Skip ahead to the 40 second mark, to the seg­ment titled “How the teen­age Gates and his friend Paul Allen got access to a com­puter”. The story accord­ing to Gates was that he and his friends were allowed to hack on a company’s com­puter “like mon­keys” at night to find bugs. He spent hours read­ing manu­als and exper­i­ment­ing to fig­ure out this “fas­cin­at­ing puzzle”. How­ever, they were stuck at the “tinker­ing” stage until they stumbled across the source code in a rub­bish bin. It was only then could the mon­keys evolve.

I don’t think the pro­du­cers of the show real­ised the sig­ni­fic­ance of this admis­sion, since they quickly cut to anoth­er seg­ment. Read­ing between the lines, Gates is essen­tially con­fess­ing that he would not have pro­gressed had he and Paul Allen not found the source code. Without this know­ledge, and without this oppor­tun­ity to under­stand and exper­i­ment with how the intern­als of a com­puter worked, Gates and Allen would have been severely con­strained in their abil­ity to found a soft­ware com­pany and devel­op products

I would go so far as to say that Microsoft owes its very exist­ence to this access to source code.

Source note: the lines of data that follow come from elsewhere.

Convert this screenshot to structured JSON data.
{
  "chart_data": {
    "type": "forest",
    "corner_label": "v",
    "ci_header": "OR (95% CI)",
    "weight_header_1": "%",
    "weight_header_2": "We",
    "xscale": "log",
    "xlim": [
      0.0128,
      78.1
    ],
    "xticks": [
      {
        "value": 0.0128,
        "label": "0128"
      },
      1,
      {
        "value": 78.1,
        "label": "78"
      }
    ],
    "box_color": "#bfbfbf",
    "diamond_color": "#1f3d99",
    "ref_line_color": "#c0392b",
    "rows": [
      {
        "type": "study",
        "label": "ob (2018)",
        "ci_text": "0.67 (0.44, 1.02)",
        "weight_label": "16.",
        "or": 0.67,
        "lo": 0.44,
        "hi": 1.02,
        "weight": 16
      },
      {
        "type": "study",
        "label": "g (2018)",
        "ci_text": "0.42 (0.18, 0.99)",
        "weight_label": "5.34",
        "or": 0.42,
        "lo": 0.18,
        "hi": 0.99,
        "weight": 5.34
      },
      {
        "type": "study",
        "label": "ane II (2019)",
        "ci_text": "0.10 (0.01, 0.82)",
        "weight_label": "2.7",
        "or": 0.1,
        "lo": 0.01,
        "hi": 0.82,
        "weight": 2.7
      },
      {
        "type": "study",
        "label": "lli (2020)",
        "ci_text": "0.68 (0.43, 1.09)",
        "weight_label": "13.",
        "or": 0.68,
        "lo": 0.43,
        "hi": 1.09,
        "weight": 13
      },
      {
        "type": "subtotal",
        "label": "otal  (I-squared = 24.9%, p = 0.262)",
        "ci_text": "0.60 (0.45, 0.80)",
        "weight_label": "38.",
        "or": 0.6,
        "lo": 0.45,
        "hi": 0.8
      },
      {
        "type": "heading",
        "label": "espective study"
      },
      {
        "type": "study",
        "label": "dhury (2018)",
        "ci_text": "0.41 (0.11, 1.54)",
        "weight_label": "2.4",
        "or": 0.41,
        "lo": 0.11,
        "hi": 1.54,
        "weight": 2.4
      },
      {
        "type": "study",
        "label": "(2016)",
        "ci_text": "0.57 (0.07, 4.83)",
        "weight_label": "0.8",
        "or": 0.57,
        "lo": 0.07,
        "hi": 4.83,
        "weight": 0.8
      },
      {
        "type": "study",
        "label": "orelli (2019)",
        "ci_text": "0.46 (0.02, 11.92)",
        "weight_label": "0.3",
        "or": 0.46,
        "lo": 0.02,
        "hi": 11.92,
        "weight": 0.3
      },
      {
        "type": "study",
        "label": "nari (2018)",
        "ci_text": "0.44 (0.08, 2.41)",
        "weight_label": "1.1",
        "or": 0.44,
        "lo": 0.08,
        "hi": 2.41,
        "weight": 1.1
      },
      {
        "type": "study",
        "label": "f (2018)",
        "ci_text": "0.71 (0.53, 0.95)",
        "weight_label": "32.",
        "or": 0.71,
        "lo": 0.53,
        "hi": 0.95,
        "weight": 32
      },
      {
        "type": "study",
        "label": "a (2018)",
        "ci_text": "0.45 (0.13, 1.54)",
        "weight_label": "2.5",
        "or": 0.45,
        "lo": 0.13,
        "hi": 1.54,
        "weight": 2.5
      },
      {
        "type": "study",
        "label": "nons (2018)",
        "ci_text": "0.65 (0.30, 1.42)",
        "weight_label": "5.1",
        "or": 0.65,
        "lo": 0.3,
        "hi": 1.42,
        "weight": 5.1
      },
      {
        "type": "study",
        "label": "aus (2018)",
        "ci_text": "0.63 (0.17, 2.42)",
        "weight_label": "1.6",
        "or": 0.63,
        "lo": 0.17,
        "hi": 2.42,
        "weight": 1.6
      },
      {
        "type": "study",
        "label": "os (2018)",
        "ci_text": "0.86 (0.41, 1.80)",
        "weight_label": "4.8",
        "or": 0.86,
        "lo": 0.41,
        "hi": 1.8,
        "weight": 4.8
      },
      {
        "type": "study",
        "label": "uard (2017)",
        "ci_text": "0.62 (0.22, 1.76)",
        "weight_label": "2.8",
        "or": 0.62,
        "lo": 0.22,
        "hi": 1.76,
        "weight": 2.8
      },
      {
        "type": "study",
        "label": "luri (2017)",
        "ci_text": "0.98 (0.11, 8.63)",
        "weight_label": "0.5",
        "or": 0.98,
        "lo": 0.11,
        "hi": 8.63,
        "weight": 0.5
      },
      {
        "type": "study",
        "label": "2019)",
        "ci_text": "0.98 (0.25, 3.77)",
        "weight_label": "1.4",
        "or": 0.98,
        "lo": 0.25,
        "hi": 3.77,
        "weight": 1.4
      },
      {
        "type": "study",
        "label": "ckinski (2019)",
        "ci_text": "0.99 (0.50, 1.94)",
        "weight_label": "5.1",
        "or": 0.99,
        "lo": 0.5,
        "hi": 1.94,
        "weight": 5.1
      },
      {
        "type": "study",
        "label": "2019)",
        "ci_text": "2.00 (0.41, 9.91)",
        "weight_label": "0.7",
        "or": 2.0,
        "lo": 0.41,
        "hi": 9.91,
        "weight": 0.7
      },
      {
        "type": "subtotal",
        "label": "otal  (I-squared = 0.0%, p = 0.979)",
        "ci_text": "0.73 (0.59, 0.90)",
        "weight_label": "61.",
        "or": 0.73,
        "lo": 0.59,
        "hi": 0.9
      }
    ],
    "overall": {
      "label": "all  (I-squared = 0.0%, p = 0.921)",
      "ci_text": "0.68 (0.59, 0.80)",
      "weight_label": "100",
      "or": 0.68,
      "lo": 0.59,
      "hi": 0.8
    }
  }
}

To any­one with a passing famili­ar­ity to how things worked back then, this comes as no sur­prise. Source code was expec­ted to be free, and this in turn nur­tured a gen­er­a­tion of com­puter hack­ers. But where­as Richard Stall­man saw the amaz­ing poten­tial of this free­dom and wanted to pre­serve it for all, Bill Gates appears to have per­ceived it as an advant­age for him­self that he must deny to others.